Gesù ordina di togliere la pietra. Marta reagisce: "Signore, già manda cattivo odore, perché è di quattro giorni!"(Gv 11,39). Di nuovo Gesù lancia la sfida chiedendo di credere nella risurrezione, qui e ora, come un segno della gloria di Dio: "Non ti ho detto che, se credi, vedrai la gloria di Dio?" (Gv 11,40). Ritirarono la pietra. Dinanzi al sepolcro aperto e dinanzi all’incredulità delle persone, Gesù si dirige al Padre. Nella sua preghiera, prima rende grazie: "Padre, ti ringrazio che mi hai ascoltato. Io sapevo che sempre mi dai ascolto" (Gv 11,41-42). Gesù conosce il Padre e ha fiducia in lui. Ma ora lui chiede un segno a causa della moltitudine che lo circonda, in modo che possa credere che lui, Gesù, è mandato dal Padre. Poi grida ad alta voce : "Lazzaro, vieni fuori!” Lazzaro esce fuori (Gv 11,43-44). É il trionfo della vita sulla morte, della fede sull’incredulità. Un agricoltore commentò: "A noi spetta ritirare la pietra. E a Dio di risuscitare la comunità. C’è gente che non sa togliere la pietra, e per questo la sua comunità non ha vita!"
 
4) Per un confronto personale
• Cosa significa per me, concretamente, credere nella risurrezione?

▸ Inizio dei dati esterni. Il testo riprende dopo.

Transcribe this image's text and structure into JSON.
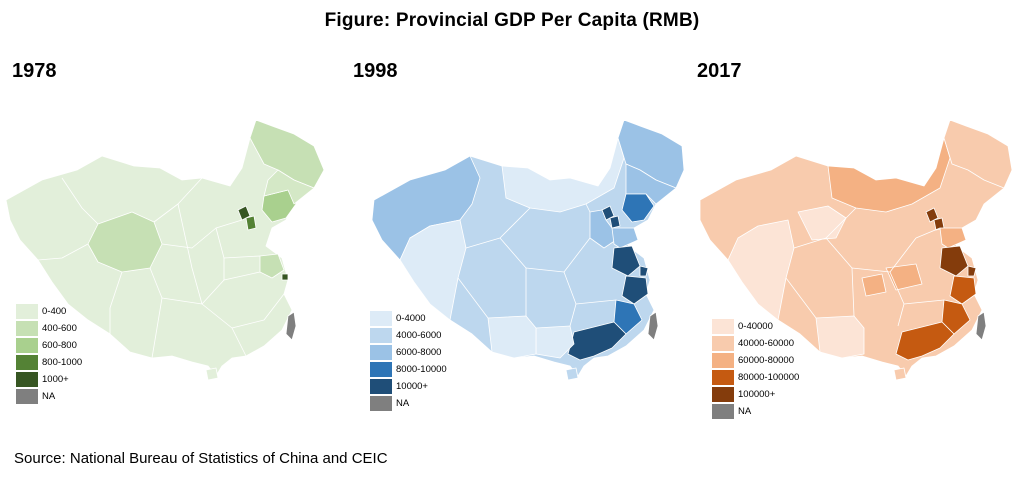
{
  "title": "Figure: Provincial GDP Per Capita (RMB)",
  "source": "Source: National Bureau of Statistics of China and CEIC",
  "na_color": "#7f7f7f",
  "panels": [
    {
      "year": "1978",
      "legend": [
        {
          "label": "0-400",
          "color": "#e2efda"
        },
        {
          "label": "400-600",
          "color": "#c6e0b4"
        },
        {
          "label": "600-800",
          "color": "#a9d08e"
        },
        {
          "label": "800-1000",
          "color": "#548235"
        },
        {
          "label": "1000+",
          "color": "#375623"
        },
        {
          "label": "NA",
          "color": "#7f7f7f"
        }
      ]
    },
    {
      "year": "1998",
      "legend": [
        {
          "label": "0-4000",
          "color": "#ddebf7"
        },
        {
          "label": "4000-6000",
          "color": "#bdd7ee"
        },
        {
          "label": "6000-8000",
          "color": "#9bc2e6"
        },
        {
          "label": "8000-10000",
          "color": "#2e75b6"
        },
        {
          "label": "10000+",
          "color": "#1f4e78"
        },
        {
          "label": "NA",
          "color": "#7f7f7f"
        }
      ]
    },
    {
      "year": "2017",
      "legend": [
        {
          "label": "0-40000",
          "color": "#fce4d6"
        },
        {
          "label": "40000-60000",
          "color": "#f8cbad"
        },
        {
          "label": "60000-80000",
          "color": "#f4b183"
        },
        {
          "label": "80000-100000",
          "color": "#c55a11"
        },
        {
          "label": "100000+",
          "color": "#843c0c"
        },
        {
          "label": "NA",
          "color": "#7f7f7f"
        }
      ]
    }
  ]
}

• Parte della gente accettò Gesù, e parte no. Oggi parte della gente accetta il rinnovamento della Chiesa e parte no. E tu?
 
5) Preghiera finale
Sei tu, Signore, la mia speranza,
la mia fiducia fin dalla mia giovinezza.
Su di te mi appoggiai fin dal grembo materno,
dal seno di mia madre tu sei il mio sostegno. (Sal 70)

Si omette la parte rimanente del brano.